Gerade hier liegt einer der Vorzüge des Werkes; die Artikel: "Bone, Ivory, Shell", "Lithics", "Metals", "Vitreous Materials" geben einen guten Überblick mit weiterführender Literatur. Dass die Forschungsgeschichte angemessen berücksichtigt wird, verdient Beachtung - auch die Archäologie ist keine voraussetzungslose Wissenschaft. Zu den Artikeln, die man nicht unbedingt in einer archäologischen Enzyklopädie erwarten würde, gehört der interessante Beitrag "Literacy", neben "Libraries and Archives". Lesenswert sind zusammenfassende Artikel, wie z. B. "Anchors", "Games", "Stables". Die Methodenartikel (z. B. "Stratigraphy", "Stratum") führen in die Arbeitsweisen des Faches ein; ein Highlight ist der Artikel "Photography", vor allem der von Bruce und Kenneth Zuckermann verfasste Teil, der einen Einblick in das Schaffen wohl eines der besten Kenner und Könner in dieser Materie gibt.
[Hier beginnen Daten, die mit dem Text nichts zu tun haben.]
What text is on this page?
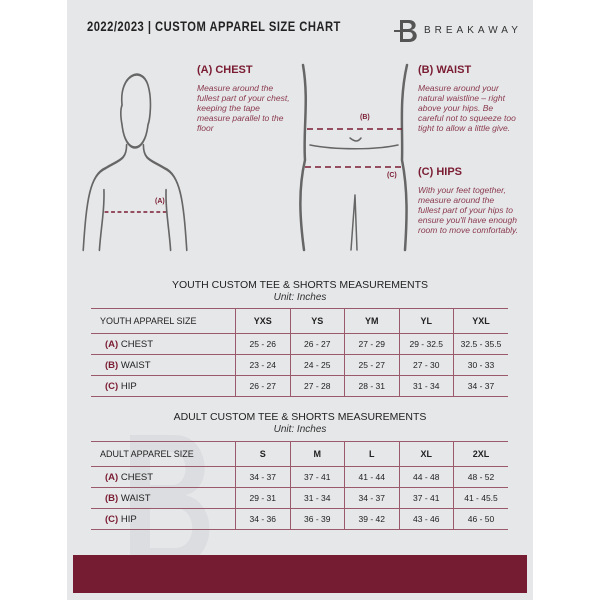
2022/2023 | CUSTOM APPAREL SIZE CHART	BREAKAWAY
(A)
(B)
(C)
(A) CHEST
Measure around the fullest part of your chest, keeping the tape measure parallel to the floor
(B) WAIST
Measure around your natural waistline – right above your hips. Be careful not to squeeze too tight to allow a little give.
(C) HIPS
With your feet together, measure around the fullest part of your hips to ensure you'll have enough room to move comfortably.
YOUTH CUSTOM TEE & SHORTS MEASUREMENTS
Unit: Inches
YOUTH APPAREL SIZE	YXS	YS	YM	YL	YXL
(A) CHEST	25 - 26	26 - 27	27 - 29	29 - 32.5	32.5 - 35.5
(B) WAIST	23 - 24	24 - 25	25 - 27	27 - 30	30 - 33
(C) HIP	26 - 27	27 - 28	28 - 31	31 - 34	34 - 37
ADULT CUSTOM TEE & SHORTS MEASUREMENTS
Unit: Inches
ADULT APPAREL SIZE	S	M	L	XL	2XL
(A) CHEST	34 - 37	37 - 41	41 - 44	44 - 48	48 - 52
(B) WAIST	29 - 31	31 - 34	34 - 37	37 - 41	41 - 45.5
(C) HIP	34 - 36	36 - 39	39 - 42	43 - 46	46 - 50
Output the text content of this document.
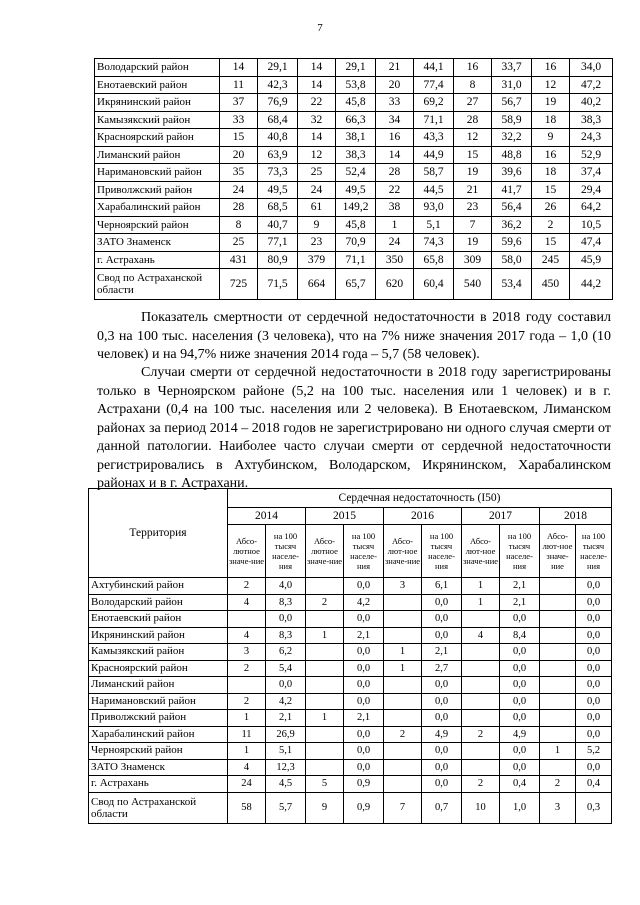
7
Володарский район	14	29,1	14	29,1	21	44,1	16	33,7	16	34,0
Енотаевский район	11	42,3	14	53,8	20	77,4	8	31,0	12	47,2
Икрянинский район	37	76,9	22	45,8	33	69,2	27	56,7	19	40,2
Камызякский район	33	68,4	32	66,3	34	71,1	28	58,9	18	38,3
Красноярский район	15	40,8	14	38,1	16	43,3	12	32,2	9	24,3
Лиманский район	20	63,9	12	38,3	14	44,9	15	48,8	16	52,9
Наримановский район	35	73,3	25	52,4	28	58,7	19	39,6	18	37,4
Приволжский район	24	49,5	24	49,5	22	44,5	21	41,7	15	29,4
Харабалинский район	28	68,5	61	149,2	38	93,0	23	56,4	26	64,2
Черноярский район	8	40,7	9	45,8	1	5,1	7	36,2	2	10,5
ЗАТО Знаменск	25	77,1	23	70,9	24	74,3	19	59,6	15	47,4
г. Астрахань	431	80,9	379	71,1	350	65,8	309	58,0	245	45,9
Свод по Астраханской области	725	71,5	664	65,7	620	60,4	540	53,4	450	44,2

Показатель смертности от сердечной недостаточности в 2018 году составил 0,3 на 100 тыс. населения (3 человека), что на 7% ниже значения 2017 года – 1,0 (10 человек) и на 94,7% ниже значения 2014 года – 5,7 (58 человек).

Случаи смерти от сердечной недостаточности в 2018 году зарегистрированы только в Черноярском районе (5,2 на 100 тыс. населения или 1 человек) и в г. Астрахани (0,4 на 100 тыс. населения или 2 человека). В Енотаевском, Лиманском районах за период 2014 – 2018 годов не зарегистрировано ни одного случая смерти от данной патологии. Наиболее часто случаи смерти от сердечной недостаточности регистрировались в Ахтубинском, Володарском, Икрянинском, Харабалинском районах и в г. Астрахани.

Территория	Сердечная недостаточность (I50)									
	2014		2015		2016		2017		2018	
	Абсо-лютное значе-ние	на 100 тысяч населе-ния	Абсо-лютное значе-ние	на 100 тысяч населе-ния	Абсо-лют-ное значе-ние	на 100 тысяч населе-ния	Абсо-лют-ное значе-ние	на 100 тысяч населе-ния	Абсо-лют-ное значе-ние	на 100 тысяч населе-ния
Ахтубинский район	2	4,0		0,0	3	6,1	1	2,1		0,0
Володарский район	4	8,3	2	4,2		0,0	1	2,1		0,0
Енотаевский район		0,0		0,0		0,0		0,0		0,0
Икрянинский район	4	8,3	1	2,1		0,0	4	8,4		0,0
Камызякский район	3	6,2		0,0	1	2,1		0,0		0,0
Красноярский район	2	5,4		0,0	1	2,7		0,0		0,0
Лиманский район		0,0		0,0		0,0		0,0		0,0
Наримановский район	2	4,2		0,0		0,0		0,0		0,0
Приволжский район	1	2,1	1	2,1		0,0		0,0		0,0
Харабалинский район	11	26,9		0,0	2	4,9	2	4,9		0,0
Черноярский район	1	5,1		0,0		0,0		0,0	1	5,2
ЗАТО Знаменск	4	12,3		0,0		0,0		0,0		0,0
г. Астрахань	24	4,5	5	0,9		0,0	2	0,4	2	0,4
Свод по Астраханской области	58	5,7	9	0,9	7	0,7	10	1,0	3	0,3
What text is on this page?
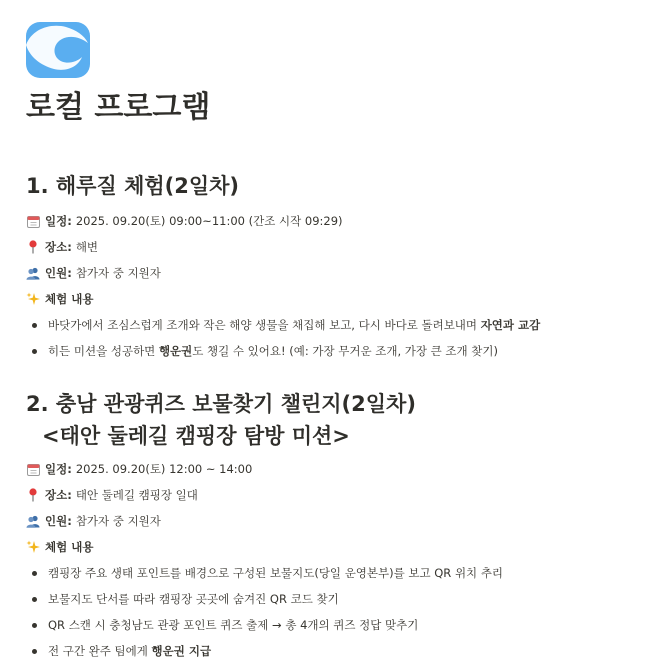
로컬 프로그램
1. 해루질 체험(2일차)
일정: 2025. 09.20(토) 09:00~11:00 (간조 시작 09:29)
장소: 해변
인원: 참가자 중 지원자
체험 내용
바닷가에서 조심스럽게 조개와 작은 해양 생물을 채집해 보고, 다시 바다로 돌려보내며 자연과 교감
히든 미션을 성공하면 행운권도 챙길 수 있어요! (예: 가장 무거운 조개, 가장 큰 조개 찾기)
2. 충남 관광퀴즈 보물찾기 챌린지(2일차)
<태안 둘레길 캠핑장 탐방 미션>
일정: 2025. 09.20(토) 12:00 ~ 14:00
장소: 태안 둘레길 캠핑장 일대
인원: 참가자 중 지원자
체험 내용
캠핑장 주요 생태 포인트를 배경으로 구성된 보물지도(당일 운영본부)를 보고 QR 위치 추리
보물지도 단서를 따라 캠핑장 곳곳에 숨겨진 QR 코드 찾기
QR 스캔 시 충청남도 관광 포인트 퀴즈 출제 → 총 4개의 퀴즈 정답 맞추기
전 구간 완주 팀에게 행운권 지급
Aus der Feder von W. G. Dever stammt der konzise und reflektierte Artikel "Biblical Archaeology"; seine Postulate, vor allem in der Zusammenarbeit von Exegese und Archäologie (I, 319) werden in den Einzelartikeln der Enzyklopädie nicht immer durchgehalten. So sucht die Equipe von Hesbon immer noch vergeblich nach Sichons Reich (III, 19-22). Eine literarische Analyse von Num 21 hätte deutlich machen können, dass diese Suche auch vergeblich bleiben wird,1 doch wird dies als "more extreme option" gekennzeichnet. Schwerer wiegt m. E. dass mit Miller und Van Seters Vertreter dieser Option benannt sind, aber deren einschlägige Publikationen nicht aufgeführt sind, was dem Leser eine eigenständige Prüfung erschwert.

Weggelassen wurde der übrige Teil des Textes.